„Driving home for christmas…” singt Chris Rea aus dem Radio. Es ist Mittwochmorgen, 6.30 Uhr irgendwann, mitten im Dezember – Backtag. Während im Fernsehen die neusten Weihnachtsspots mit rotwangigen, backenden Kindern laufen, haben einige Patienten die heimische Küche das letzte Mal vor Wochen gesehen. „With a thousand memories” dudelt die Musik. Ich denke an die Blutentnahmen, Spritzen und Operationen, die die Patienten hinter sich haben. Das sind ihre tausend Erinnerungen an das Krankenhaus. Heute kommt eine weitere hinzu. Ich knete unsere Geheimwaffe – den Zitronenplätzchenteig.
Backe-Backe Plätzchen
Um 9.00 Uhr sind wir zu acht im Spielzimmer versammelt. Fünf Patienten, der Heilerziehungspfleger, die Ergotherapeutin und ich. Das kleine Zimmer gleicht einem Labyrinth, aus Tisch und Rollstühlen. Die Patienten, mit den wir heute backen wollen, sind nicht die typischen „Back-Backe-Kuchen Kinder“ aus der Dr. Oetker-Werbung. Sähe man sie auf der Straße, würde man ihnen nicht zutrauen, Plätzchen auszustechen. Plätzchenbacken = Mission Impossible? Die Patienten können ihre Arme zwar nur schwer bewegen, aber mit ein bisschen Einfallsreichtum werden auch hier Plätzchen entstehen.
Mission Possible – Blind den Teig ausrollen
Jonas* sitzt im ganzen Rollstuhl-Tisch-Labyrinth am nächsten am Tisch. Unter der Anleitung des Heilerziehungspflegers beginnt er den Teig auszurollen. „Ein bisschen weiter links. Jetzt etwas stärker drücken“ sagt der Heilerziehungspfleger. „Der Teig darf aber nicht zu dünn werden, sonst verbrennt er“ antwortet Jonas.
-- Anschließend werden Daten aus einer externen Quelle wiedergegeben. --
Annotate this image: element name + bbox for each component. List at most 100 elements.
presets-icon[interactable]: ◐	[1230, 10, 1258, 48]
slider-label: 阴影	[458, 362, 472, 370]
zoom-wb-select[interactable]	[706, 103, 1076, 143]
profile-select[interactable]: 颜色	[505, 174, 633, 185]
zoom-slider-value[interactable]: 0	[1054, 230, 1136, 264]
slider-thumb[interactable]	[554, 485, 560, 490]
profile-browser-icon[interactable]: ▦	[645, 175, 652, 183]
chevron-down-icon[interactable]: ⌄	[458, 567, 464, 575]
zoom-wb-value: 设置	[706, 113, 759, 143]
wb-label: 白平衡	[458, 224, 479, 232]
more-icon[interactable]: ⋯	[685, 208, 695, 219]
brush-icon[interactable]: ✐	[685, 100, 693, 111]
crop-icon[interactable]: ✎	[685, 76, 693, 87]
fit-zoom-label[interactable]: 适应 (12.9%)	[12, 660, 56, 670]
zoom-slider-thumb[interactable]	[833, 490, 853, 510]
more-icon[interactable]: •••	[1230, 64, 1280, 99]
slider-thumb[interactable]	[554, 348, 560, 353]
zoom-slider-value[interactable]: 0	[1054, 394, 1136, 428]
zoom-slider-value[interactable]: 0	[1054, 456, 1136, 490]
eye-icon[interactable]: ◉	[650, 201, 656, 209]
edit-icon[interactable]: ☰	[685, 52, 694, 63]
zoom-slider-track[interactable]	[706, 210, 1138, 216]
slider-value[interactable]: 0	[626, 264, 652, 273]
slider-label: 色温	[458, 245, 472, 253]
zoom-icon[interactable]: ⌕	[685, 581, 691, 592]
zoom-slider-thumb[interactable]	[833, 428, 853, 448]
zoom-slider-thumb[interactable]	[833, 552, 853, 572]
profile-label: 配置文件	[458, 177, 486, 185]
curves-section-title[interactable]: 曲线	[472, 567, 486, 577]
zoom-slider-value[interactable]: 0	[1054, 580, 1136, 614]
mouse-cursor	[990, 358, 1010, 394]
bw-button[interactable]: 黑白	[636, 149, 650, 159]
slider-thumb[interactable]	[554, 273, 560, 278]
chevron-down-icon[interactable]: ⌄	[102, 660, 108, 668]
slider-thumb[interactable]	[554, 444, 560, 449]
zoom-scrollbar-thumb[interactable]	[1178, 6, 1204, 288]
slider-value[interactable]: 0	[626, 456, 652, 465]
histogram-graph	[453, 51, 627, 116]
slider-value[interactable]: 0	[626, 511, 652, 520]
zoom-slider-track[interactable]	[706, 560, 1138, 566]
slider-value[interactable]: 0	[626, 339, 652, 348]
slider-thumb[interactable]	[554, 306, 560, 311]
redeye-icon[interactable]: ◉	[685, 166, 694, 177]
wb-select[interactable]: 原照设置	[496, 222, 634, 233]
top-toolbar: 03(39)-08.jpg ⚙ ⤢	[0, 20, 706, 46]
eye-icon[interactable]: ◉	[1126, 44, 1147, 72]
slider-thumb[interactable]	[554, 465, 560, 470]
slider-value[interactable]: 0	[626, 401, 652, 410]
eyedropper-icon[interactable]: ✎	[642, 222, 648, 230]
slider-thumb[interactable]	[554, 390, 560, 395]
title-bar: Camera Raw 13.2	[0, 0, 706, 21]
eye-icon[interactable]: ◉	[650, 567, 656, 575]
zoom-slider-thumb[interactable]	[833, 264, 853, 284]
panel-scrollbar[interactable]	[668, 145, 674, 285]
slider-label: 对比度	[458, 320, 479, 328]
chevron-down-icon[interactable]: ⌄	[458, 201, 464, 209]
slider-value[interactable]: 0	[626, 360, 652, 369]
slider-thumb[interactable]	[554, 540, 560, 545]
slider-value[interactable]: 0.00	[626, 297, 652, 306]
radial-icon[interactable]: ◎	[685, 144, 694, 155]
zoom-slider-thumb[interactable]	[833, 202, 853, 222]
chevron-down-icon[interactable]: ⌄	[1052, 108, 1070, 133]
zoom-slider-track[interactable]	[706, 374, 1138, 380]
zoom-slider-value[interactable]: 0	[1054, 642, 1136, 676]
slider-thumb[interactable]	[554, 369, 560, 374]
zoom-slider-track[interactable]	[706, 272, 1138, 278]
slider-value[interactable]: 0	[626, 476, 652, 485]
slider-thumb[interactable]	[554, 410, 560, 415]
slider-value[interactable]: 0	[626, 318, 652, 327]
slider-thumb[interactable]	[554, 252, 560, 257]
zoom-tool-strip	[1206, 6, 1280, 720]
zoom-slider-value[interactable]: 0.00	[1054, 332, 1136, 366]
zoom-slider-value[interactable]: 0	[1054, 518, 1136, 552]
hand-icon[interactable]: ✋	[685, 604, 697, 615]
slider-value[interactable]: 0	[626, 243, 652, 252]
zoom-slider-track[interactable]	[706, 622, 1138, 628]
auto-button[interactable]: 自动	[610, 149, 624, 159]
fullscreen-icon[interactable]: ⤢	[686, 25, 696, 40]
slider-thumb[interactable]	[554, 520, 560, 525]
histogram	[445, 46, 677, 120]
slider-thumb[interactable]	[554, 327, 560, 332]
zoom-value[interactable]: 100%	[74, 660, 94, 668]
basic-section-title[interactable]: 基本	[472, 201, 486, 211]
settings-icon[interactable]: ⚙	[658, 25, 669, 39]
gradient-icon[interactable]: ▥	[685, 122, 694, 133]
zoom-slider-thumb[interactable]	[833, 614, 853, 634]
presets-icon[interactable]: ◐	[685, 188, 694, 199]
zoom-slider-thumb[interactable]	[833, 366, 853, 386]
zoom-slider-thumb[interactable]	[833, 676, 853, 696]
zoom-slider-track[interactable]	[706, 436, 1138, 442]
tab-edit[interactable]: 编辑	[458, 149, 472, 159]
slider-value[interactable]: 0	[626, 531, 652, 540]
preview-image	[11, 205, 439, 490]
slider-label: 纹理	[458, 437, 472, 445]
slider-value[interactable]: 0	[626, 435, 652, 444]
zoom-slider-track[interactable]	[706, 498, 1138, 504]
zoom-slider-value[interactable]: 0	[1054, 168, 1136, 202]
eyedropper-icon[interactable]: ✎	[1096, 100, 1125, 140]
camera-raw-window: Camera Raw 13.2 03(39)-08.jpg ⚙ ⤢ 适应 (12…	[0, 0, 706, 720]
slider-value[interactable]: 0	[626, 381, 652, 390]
Nach einigen weiteren Anweisungen liegt eine halbwegs gleichmäßige Teigfläche auf dem Tisch. Jonas tastet nach einem Förmchen. „Na, was ist das?“ fragt der Heilerziehungspfleger. Jonas fährt mit seinen Fingern langsam die Konturen des Förmchens ab. „Ein Mond!“ sagt er und beginnt lauter kleine Teig Monde auszustechen.
Anleitung unter Handleitung
Währenddessen rolle ich eine weitere Teigfläche aus. Matthias* strahlt mich mit seinen großen blauen Augen an. Damit er das erste Plätzchen ausstechen kann versuche ich ihn an den Tisch zu manövrieren. Doch der Rollstuhl ist zu sperrig und das Zimmer zu klein.
Trotzdem reißt der 23-Jährige den Mund auf und lacht. Er freut sich darauf, mitzumachen. „Guck mal, Matthias“, sage ich. „Hier haben wir ein Herz. Hast du Lust ein Plätzchen auszustechen?“. Unter der Führung meiner Hand versuchen wir gemeinsam den Teig auf dem Tisch zu erreichen. Keine Chance. Matthias kann seinen Arm nicht weit genug ausstrecken. Ein Tablett ist die Lösung. Langsam beugt Matthias seinen Arm. Mit seiner Handkante erreichen wir gemeinsam das Förmchen. „Hau’ rein!“, sagt der Heilerziehungspfleger. Matthias lacht weiter. Unter der Führung meine Hand stechen wir zwei Herzen aus. „Toll gemacht!“ sage ich.
Nichts ist perfekt
Mit meinem mobilen Tisch schlängele ich mich durchs Rollstuhl-Labyrinth. Patient nach Patient sticht mit meiner Hilfe Plätzchen aus. Wir produzieren einen doppelten Weihnachtsmann und ein Rentier ohne Geweih. Toni* bewegt seine Hand ruckartig auf den Teig hinunter. Ein Stern ist erfolgreich ausgestochen, der direkt daneben aber hat ein Loch. „Toll, denn können wir später aufhängen.“ sage ich.
Während unserer Backstunde entstehen keine Werbungsplätzchen. Perfekt ist das Chaos, in dem Lola* mit dem Kopf zur Musik wippt und Matthias noch immer strahlend mit bemehlten Händen sitzt. „In der Weihnachtsbäckerei, gibt es manche Kleckerei…“, singt die Weihnachts-CD.
Ich denke wieder an Chris Rea. „Driving home for christmas, with a thousand memories…“ Eine davon duftet am Nachmittag zitronig, als die Patienten die Plätzchen verspeisen.
* Namen und Daten der Patienten sind aufgrund des Datenschutzes abgeändert.